Because they have no clear owner, there is no one to protect them from the dangers of foreign pollution.

Sure, governments may eventually step in and lay down a one-size-fits-all policy to reduce pollution, but these bureaucracies don’t protect the land, water and air as passionately or competently as a private owner would.

After all, private owners have an economic incentive to protect their property from damage. Governments do it in the name of clumsy altruism at best.

As far as implementation goes, establishing property rights over waterways would be simple enough – it wouldn’t be much different from marking off real estate and has already been done for many ponds and streams found on private land.

Air pollution would be trickier, but the goal wouldn’t be so much to privatize air as to re-assert our property rights to our lungs and homes. Any individual or company that sends unwanted air pollutants into another person’s home or business should be required to pay damages to their victims.

Polluting parties often face penalties today, but they’re penalized for the public good rather than the protection of property. This makes for murky litigation and inconsistent enforcement.
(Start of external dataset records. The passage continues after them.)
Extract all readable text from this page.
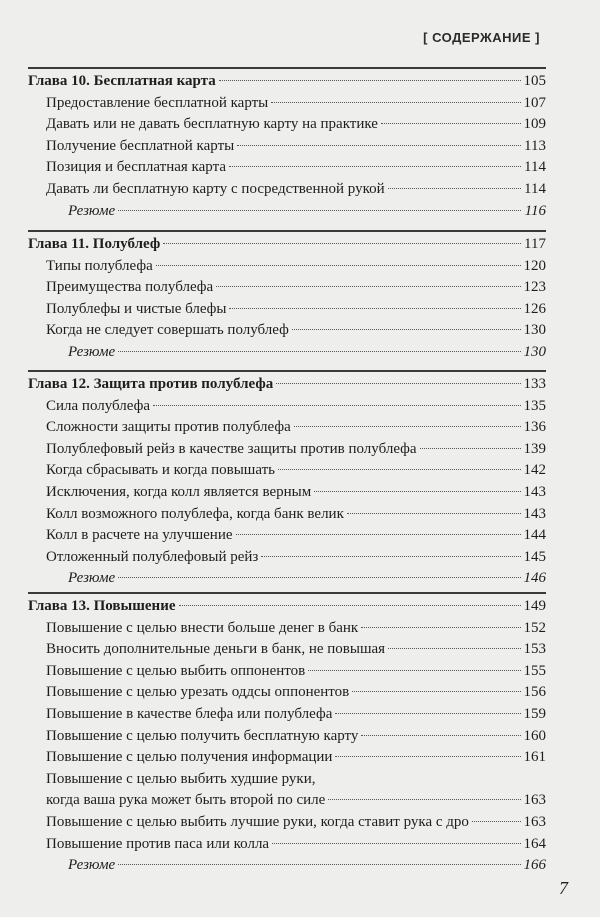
[ СОДЕРЖАНИЕ ]
Глава 10. Бесплатная карта	105
Предоставление бесплатной карты	107
Давать или не давать бесплатную карту на практике	109
Получение бесплатной карты	113
Позиция и бесплатная карта	114
Давать ли бесплатную карту с посредственной рукой	114
Резюме	116
Глава 11. Полублеф	117
Типы полублефа	120
Преимущества полублефа	123
Полублефы и чистые блефы	126
Когда не следует совершать полублеф	130
Резюме	130
Глава 12. Защита против полублефа	133
Сила полублефа	135
Сложности защиты против полублефа	136
Полублефовый рейз в качестве защиты против полублефа	139
Когда сбрасывать и когда повышать	142
Исключения, когда колл является верным	143
Колл возможного полублефа, когда банк велик	143
Колл в расчете на улучшение	144
Отложенный полублефовый рейз	145
Резюме	146
Глава 13. Повышение	149
Повышение с целью внести больше денег в банк	152
Вносить дополнительные деньги в банк, не повышая	153
Повышение с целью выбить оппонентов	155
Повышение с целью урезать оддсы оппонентов	156
Повышение в качестве блефа или полублефа	159
Повышение с целью получить бесплатную карту	160
Повышение с целью получения информации	161
Повышение с целью выбить худшие руки,
когда ваша рука может быть второй по силе	163
Повышение с целью выбить лучшие руки, когда ставит рука с дро	163
Повышение против паса или колла	164
Резюме	166
7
When one person’s property is damaged by another through arson, vandalism or any other illegal act, the property owner takes his case to the courts, where matters of fact are established and standing law is applied.

Why should it be any different in cases of air and water pollution? Rather than trust the EPA to hand down misguided directives from on high, we should let private property owners sue for the protection of what’s theirs. This will make for much more personal and productive environmental protection.

The conservationist case for environmental privatization is even more obvious. When people have direct ownership over a natural resource, they’re far more motivated to ensure the protection of that natural resource.

This applies to forests, fisheries, endangered species and any other facet of nature worth protecting.

African rhinos are another example of the benefits of private ownership. Black and white rhinos have long been at the top of the list of conservationists’ efforts to protect endangered species. Thanks to their horns, rhinos can sell for anywhere from $30,000-$55,000, making them prime targets for poachers.

In South Africa, however, black and white rhinos made an enormous comeback more than ten years ago. A major reason for their revival was game privatization. South Africans began to buy, breed and sell rhinos as if they were show dogs or racehorses. Thanks to this privatization, South Africa contained the vast majority of black and white rhinos in all of Africa by 2001.

To drive the point home, a global study published in the academic journal "Science" in 2008 indicated establishing clearly defined property rights over fisheries halted and even reversed a widespread trend of overfishing. Privatizing the fisheries created economic incentives for sustainable harvesting.

Contrary to popular myth, those of us who support the free market and private property don’t want our families and friends to breathe smog and drink sludge so that powerful corporations can maximize their profits. Nor do we want every last endangered species hunted down and poached in the name of economic growth.

We simply see a much more sensible and workable solution to environmental threats than those offered by most environmentalists.